Well, the vaulting ribs, as in Giotto's vault, then, have here, under their painting, this rude profile: but do not suppose the vaults are simply the shells cast over them. Look how the ornamental borders fall on the capitals! The plaster receives all sorts of indescribably accommodating shapes—the painter contracting and stopping his design upon it as it happens to be convenient. You can't measure anything; you can't exhaust; you can't grasp,—except one simple ruling idea, which a child can grasp, if it is interested and intelligent: namely, that the room has four sides with four tales told upon them; and the roof four quarters, with another four tales told on those. And each history in the sides has its correspondent history in the roof. Generally, in good Italian decoration, the roof represents constant, or essential facts; the walls, consecutive histories arising out of them, or leading up to them. Thus here, the roof represents in front of you, in its main quarter, the Resurrection—the cardinal fact of Christianity; opposite (above, behind you), the Ascension; on your left hand, the descent of the Holy Spirit; on your right, Christ's perpetual presence with His Church, symbolized by His appearance on the Sea of Galilee to the disciples in the storm.

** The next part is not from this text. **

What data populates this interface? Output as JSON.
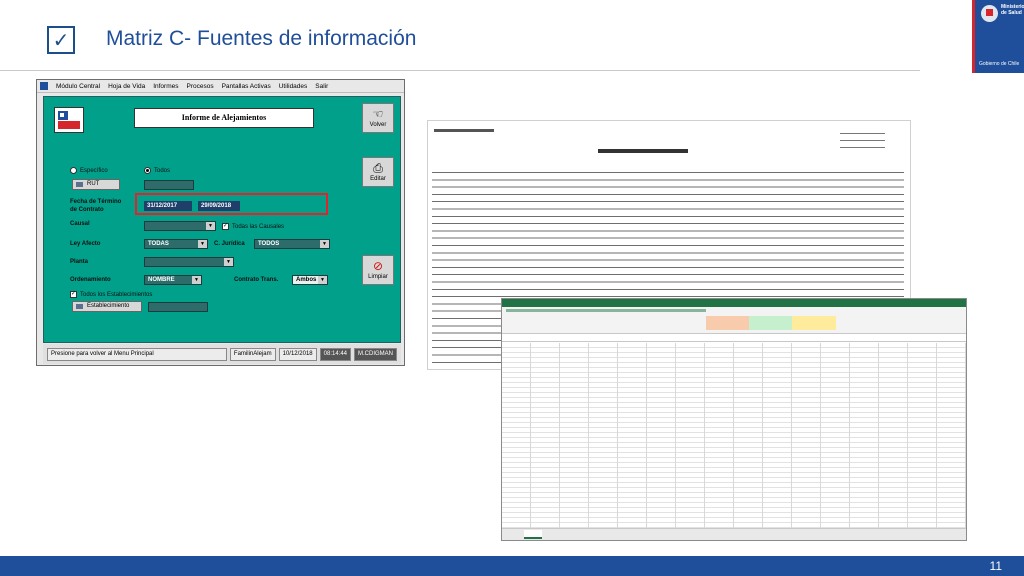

The correspondent walls represent: under the first quarter, (the Resurrection), the story of the Crucifixion; under the second quarter, (the Ascension), the preaching after that departure, that Christ will return—symbolized here in the Dominican church by the consecration of St. Dominic; under the third quarter, (the descent of the Holy Spirit), the disciplining power of human virtue and wisdom; under the fourth quarter, (St. Peter's Ship), the authority and government of the State and Church.

The order of these subjects, chosen by the Dominican monks themselves, was sufficiently comprehensive to leave boundless room for the invention of the painter. The execution of it was first intrusted to Taddeo Gaddi, the best architectural master of Giotto's school, who painted the four quarters of the roof entirely, but with no great brilliancy of invention, and was beginning to go down one of the sides, when, luckily, a man of stronger brain, his friend, came from Siena. Taddeo thankfully yielded the room to him; he joined his own work to that of his less able friend in an exquisitely pretty and complimentary way; throwing his own greater strength into it, not competitively, but gradually and helpfully. When, however, he had once got himself well joined, and softly, to the more simple work, he put his own force on with a will and produced the most noble piece of pictorial philosophy [2] and divinity existing in Italy.

This pretty, and, according to all evidence by me attainable, entirely true, tradition has been all but lost, among the ruins of fair old Florence, by the industry of modern mason-critics—who, without exception, labouring under the primal (and necessarily unconscious) disadvantage of not knowing good work from bad, and never, therefore, knowing a man by his hand or his thoughts, would be in any case sorrowfully at the mercy of mistakes in a document; but are tenfold more deceived by their own vanity, and delight in overthrowing a received idea, if they can.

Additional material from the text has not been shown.